Our Man Flint (1966)

Our Man Flint (1966), directed by Daniel Mann.

James Bond spoofs began early in the series. The two Derek Flint films were the best and most successful. They were fun at the time. Now: well, you have to project yourself back to the mid-60s very light and silly ambience. The sexual politics: hoo, boy!

A group of tyrannical do-gooder scientists have collected their minions at a secret island base (behind the waterfall, under the exploding mountain) and are disrupting world weather until Earth surrenders to their domination. Their goals...are a bit fuzzy. Like Dr Horrible, they just need to rule. It involves mind control and women programmed to be Pleasure Units (who are branded with a hot electric gizmo).

World spy organization ZOWIE calls for independent agent Flint. He keeps a stable of women, is expert in martial arts and mental disciplines of the East, speaks all languages, is an art collector and ballet dancer, is familiar with every dangerous spot in the world, builds his own gadgets and has his own jet. Maybe Buckaroo Banzai could take him but it would be a close thing.

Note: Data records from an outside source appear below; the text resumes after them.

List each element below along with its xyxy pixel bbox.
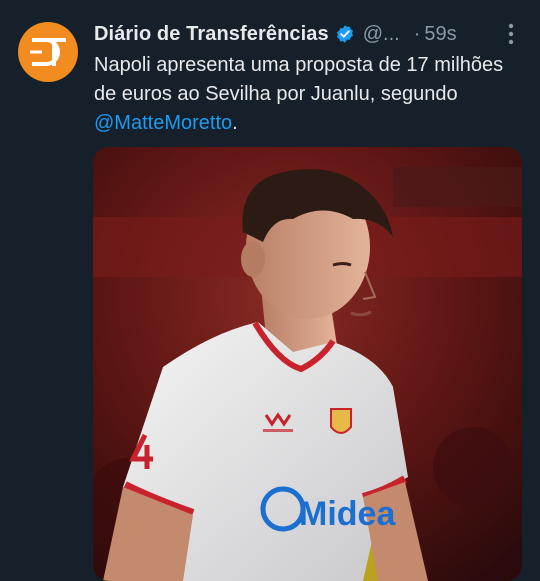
tweet-text-body: Napoli apresenta uma proposta de 17 milh… xyxy=(94,54,504,105)
jersey-sponsor: Midea xyxy=(299,495,396,533)
author-handle[interactable]: @... xyxy=(363,23,400,46)
tweet-header: Diário de Transferências @... · 59s xyxy=(94,20,522,48)
tweet-photo[interactable]: Midea xyxy=(93,147,522,581)
tweet-text: Napoli apresenta uma proposta de 17 milh… xyxy=(94,51,524,138)
separator-dot: · xyxy=(413,22,421,45)
tweet-text-end: . xyxy=(232,112,238,134)
dt-logo-icon xyxy=(30,38,66,66)
author-avatar[interactable] xyxy=(18,22,78,82)
more-options-icon[interactable] xyxy=(500,20,522,48)
player-photo: Midea xyxy=(93,147,522,581)
mention-link[interactable]: @MatteMoretto xyxy=(94,112,232,134)
verified-badge-icon xyxy=(335,24,355,44)
author-name[interactable]: Diário de Transferências xyxy=(94,23,329,46)
timestamp[interactable]: 59s xyxy=(424,23,456,46)
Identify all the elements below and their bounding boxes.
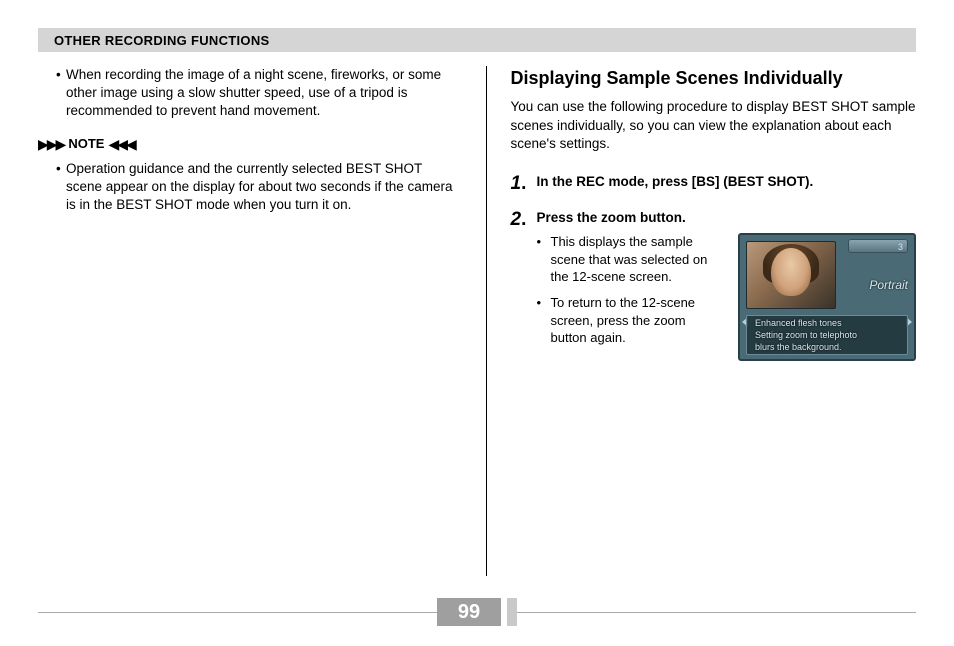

This is James Coburn's first starring role and he is appealing as the playboy genius agent. He is too tall and thin for the running and punching work, but he makes up for it with style and wit.

We have a bunch of Bond quotes in the gadgets and names: they mention SPECTRE and we meet agent 0008 briefly. The President sounds like LBJ. The enemy femme fatale was a former Miss Israel.

1960s sets tend to look cheap. Believe it or not, this had the same budget as Goldfinger (1964), which looks vastly more expensive. The Bond production people delivered more for the money.

Jerry Goldsmith score.

The Blu-ray is a Twilight Times limited edition. The image quality is only fair. Two 1960s film buffs and authors provide a happy, wide-ranging commentary track. Isolated score.